Die zionistische Bewegung war in ihren Anfängen am Ausgang des 19. Jahrhunderts im zarischen Russland und im Habsburger Imperium eine vielstimmige Erscheinung und bildete an den Orten ihrer Entstehung häufig spezifische Formen und Selbstverständnisse aus. In Abhängigkeit unter anderem von den jeweiligen soziokulturellen Bedingungen, die sich in Wilna, Warschau, Wien, Budapest oder Prag stark voneinander unterschieden, waren auch die Vorstellungen von der jüdischen Nation, dem jüdischen Nationalismus und dem künftig zu begründenden „Judenstaat“ alles andere als homogen. Insbesondere die Entstehung und Entwicklung des Prager Zionismus fand dabei während der vergangenen Jahrzehnte großes Interesse in der Geschichts- und Sozialwissenschaft. Nicht zuletzt wegen der überragenden Gestalt Franz Kafkas, dessen Freund und Nachlassverwalter Max Brod (1884-1968) zu den zentralen Protagonisten des Prager Zionismus gehörte, beschäftigt die spezifische Situation der Prager Juden während des ersten Drittels des 20. Jahrhunderts auch die Germanistik seit Langem. Und dennoch gibt es Neues zu entdecken, wie eine jüngst veröffentlichte Studie zeigt, die einen interessanten Perspektivwechsel vornimmt.

So blieb der Zionismusforschung, wie Dimitry Shumsky in der Einleitung seiner jetzt ins Deutsche übersetzten, bahnbrechenden Untersuchung bemerkt, die auf seiner zwischen 2001 und 2004 an der Universität Haifa entstandenen Dissertation beruht, zwar nicht verborgen, dass führende Mitglieder der um 1899/1900 gegründeten, jüdischen Studentenvereinigung Bar Kochba später zum radikalen Flügel des 1925 von Arthur Ruppin (1876-1943) in Jerusalem ins Leben gerufenen Brit Schalom gehörten.
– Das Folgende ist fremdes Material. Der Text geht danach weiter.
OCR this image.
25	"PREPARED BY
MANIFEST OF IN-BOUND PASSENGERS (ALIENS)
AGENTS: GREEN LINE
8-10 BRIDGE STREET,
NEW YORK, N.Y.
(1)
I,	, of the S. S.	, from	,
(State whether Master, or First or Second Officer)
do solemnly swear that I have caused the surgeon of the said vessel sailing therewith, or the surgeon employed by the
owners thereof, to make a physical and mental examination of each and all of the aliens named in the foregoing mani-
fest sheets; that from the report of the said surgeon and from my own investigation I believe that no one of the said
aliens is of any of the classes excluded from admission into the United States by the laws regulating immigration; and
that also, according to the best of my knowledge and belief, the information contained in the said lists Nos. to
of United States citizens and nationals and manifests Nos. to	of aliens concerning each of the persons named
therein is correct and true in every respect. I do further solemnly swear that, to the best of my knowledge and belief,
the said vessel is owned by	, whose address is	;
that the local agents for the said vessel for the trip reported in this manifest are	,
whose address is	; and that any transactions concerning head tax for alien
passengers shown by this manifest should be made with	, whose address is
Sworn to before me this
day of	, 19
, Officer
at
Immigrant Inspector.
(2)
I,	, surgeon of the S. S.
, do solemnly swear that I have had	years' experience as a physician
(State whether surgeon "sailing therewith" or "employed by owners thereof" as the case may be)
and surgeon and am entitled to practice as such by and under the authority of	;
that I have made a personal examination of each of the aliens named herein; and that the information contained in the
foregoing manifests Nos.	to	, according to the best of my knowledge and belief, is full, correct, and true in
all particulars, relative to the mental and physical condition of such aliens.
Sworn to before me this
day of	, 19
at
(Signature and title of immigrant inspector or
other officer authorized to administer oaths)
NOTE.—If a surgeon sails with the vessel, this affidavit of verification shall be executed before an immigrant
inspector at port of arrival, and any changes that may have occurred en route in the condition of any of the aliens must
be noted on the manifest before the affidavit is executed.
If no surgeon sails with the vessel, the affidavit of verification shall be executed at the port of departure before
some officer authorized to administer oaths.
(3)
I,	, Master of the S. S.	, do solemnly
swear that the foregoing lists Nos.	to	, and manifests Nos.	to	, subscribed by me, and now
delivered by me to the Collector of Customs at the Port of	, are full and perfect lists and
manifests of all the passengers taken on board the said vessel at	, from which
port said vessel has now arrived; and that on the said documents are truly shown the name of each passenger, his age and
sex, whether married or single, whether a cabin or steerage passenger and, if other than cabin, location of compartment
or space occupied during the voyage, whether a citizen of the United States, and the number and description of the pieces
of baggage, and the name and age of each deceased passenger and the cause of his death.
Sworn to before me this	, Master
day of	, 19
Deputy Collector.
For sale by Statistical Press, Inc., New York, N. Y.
Hier setzten sich die nach Palästina emigrierten früheren Prager Zionisten Hugo Bergmann (1883-1975), geistiger Vater des Bar Kocha und in den Jahren 1903 und 1904 dessen Obmann, Robert Weltsch (1891-1982), dessen mutiger Leitartikel zum nationalsozialistischen Boykott jüdischer Geschäfte am 1. April 1933 in der von ihm mitherausgegebenen „Jüdischen Rundschau“ unter dem Titel „Tragt ihn mit Stolz, den gelben Fleck!“ ihm Berühmtheit einbrachte, und der spätere Nationalismusforscher Hans Kohn (1891-1971) in der zweiten Hälfte der 1920er-Jahre für eine binationale Staatenlösung ein. Wie aber passte dieses Engagement für einen Ausgleich zwischen den Arabern und den zionistischen Siedlern Palästinas zum angeblich partikularistischen jüdischen Nationalismus, den die Mitglieder des Bar Kochba in Prag entwickelt hatten? Hatten die Prager Bar Kochba-Mitglieder in der intellektuellen Begründung ihres Zionismus nicht unter dem Einfluss Martin Bubers (1878-1965) gestanden, der in seinen drei zwischen 1908 und 1910 in Prag gehaltenen Reden sogar die Semantik völkisch-nationaler Sprache zur Begründung eines jüdischen Nationalismus implementierte? Das berühmte, 1913 von Hans Kohn für den Bar Kochba herausgegebene Sammelbuch „Vom Judentum“ machte jedenfalls eine auffällige intellektuelle Verbeugung vor Buber; zugleich aber ist auch Bubers nationalistische Rhetorik in diesen frühen Texten nicht so eindeutig ethnonationalistisch, wie es Shumsky nahelegt.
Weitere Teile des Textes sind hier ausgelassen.